At the end of my trip attending the Intelligent Content Conference in San Jose, California, I had the opportunity to visit the Computer History Museum in nearby Mountain View with a group of other conference attendees. It was a great little excursion, especially for a geek mom like me. Every kind of computing device in the last 150 years (give or take) was included in this place. I felt particularly old when seeing several of the first computing toys like “Merlin”, “Donkey Kong”, and “Quiz Wiz” displayed (I had one of them, my sister had another, and I wanted the third!) I also saw some of the earliest versions of Apple and PC computers. I remember them as well. My father brought home an Apple II from the school where he was an administrator, and I remember playing some of the earliest versions of Castle Wolfenstein and doing simple computer graphics in BASIC on it. Good times.
But one items caught my eye, which was the game shown in the image above. It was the computer game of “The Hitchhiker’s Guide to the Galaxy” from 1984. My own disclaimer is that I’ve never read the book or played the game, but I’ve watched the movie and enjoyed it. I also know that the author of the book, Douglas Adams, was an occasional writer for Doctor Who for a time, so seeing this computer game picqued my interest. I also remembered that Douglas Adams wrote and created the mini-movie called, “Hyperland”, which starred the former Fourth Doctor, Tom Baker, and talked all about hypertext theory. See my post about it here. If you haven’t watched it, you must take the time to do so, as it still stands the test of time and is well done! It occured to me that Douglas Adams really understood the idea of hypertext when he wrote “Hyperland” due in part to Doctor Who, simply because the entire show is actually all HYPERTEXT. While it seems that we are going forward in a linear way, we are actually pulled back and forth into different times and sequences–much like hypertext. Think Elizabeth I references throughout or that the Doctor can be in several places at once–he may be in Victorian England as one version of himself, while in Victorian England as another version in another part of the country on the same day, for all he knows.

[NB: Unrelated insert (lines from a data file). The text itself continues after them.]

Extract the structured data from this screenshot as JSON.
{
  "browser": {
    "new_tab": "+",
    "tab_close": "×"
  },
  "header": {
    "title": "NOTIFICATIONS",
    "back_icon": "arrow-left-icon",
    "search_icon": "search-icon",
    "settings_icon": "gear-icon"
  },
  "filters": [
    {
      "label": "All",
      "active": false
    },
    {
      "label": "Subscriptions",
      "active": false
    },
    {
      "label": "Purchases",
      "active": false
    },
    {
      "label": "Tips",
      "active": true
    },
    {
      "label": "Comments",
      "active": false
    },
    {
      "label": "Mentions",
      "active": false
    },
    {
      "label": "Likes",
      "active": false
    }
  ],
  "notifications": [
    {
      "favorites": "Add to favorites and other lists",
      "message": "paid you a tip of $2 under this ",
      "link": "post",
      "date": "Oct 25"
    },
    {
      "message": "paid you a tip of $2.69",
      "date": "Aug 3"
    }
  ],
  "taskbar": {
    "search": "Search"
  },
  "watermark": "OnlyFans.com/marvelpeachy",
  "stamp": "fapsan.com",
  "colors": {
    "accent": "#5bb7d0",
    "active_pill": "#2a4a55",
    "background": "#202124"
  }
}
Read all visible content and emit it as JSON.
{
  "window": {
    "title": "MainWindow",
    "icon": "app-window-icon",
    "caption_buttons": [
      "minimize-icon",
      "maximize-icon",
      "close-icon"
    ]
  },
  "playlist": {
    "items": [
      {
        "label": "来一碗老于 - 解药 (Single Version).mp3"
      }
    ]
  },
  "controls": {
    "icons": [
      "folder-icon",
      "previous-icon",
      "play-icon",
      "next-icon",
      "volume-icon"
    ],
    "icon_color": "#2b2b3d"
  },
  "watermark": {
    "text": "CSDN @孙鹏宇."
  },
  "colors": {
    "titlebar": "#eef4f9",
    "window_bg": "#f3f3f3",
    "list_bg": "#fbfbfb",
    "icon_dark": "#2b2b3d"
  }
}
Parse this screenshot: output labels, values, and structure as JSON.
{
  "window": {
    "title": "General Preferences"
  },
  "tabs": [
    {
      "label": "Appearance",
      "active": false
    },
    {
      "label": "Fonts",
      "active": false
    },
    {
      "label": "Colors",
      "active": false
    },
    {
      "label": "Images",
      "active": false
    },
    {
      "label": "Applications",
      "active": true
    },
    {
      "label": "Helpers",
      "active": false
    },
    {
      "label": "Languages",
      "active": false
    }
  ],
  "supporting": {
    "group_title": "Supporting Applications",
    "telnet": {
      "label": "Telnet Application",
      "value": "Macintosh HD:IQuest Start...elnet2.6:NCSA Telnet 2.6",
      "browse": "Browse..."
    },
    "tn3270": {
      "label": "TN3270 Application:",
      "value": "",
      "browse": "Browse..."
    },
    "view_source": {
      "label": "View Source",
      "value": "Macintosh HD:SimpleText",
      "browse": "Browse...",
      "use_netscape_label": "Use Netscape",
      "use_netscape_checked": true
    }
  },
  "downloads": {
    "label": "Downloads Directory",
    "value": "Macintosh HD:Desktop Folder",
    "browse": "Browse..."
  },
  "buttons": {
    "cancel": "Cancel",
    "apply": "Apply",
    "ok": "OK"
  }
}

Same story of the same man (essentially), but two different directions.
But anyway, I digress. I thought it was really cool to see this old game displayed at the museum, and didn’t think anything more about it until I saw this article come out:
What’s this? Evidently, the BBC is revamping and re-releasing the game as a 30th Anniversary edition. Who knew that an old game written by Douglas Adams, who understood hypertext theory before it was mainstream, would stand the test of time? I’m excited that it’s out, and have played a round already. It’s good fun. Go to the link above for the article, and find the game on the BBC website. It’s a great example of the use of hypertext writing well before people started to understand how to structure content and employ reuse on the Internet. Give it a try. You’ll enjoy it!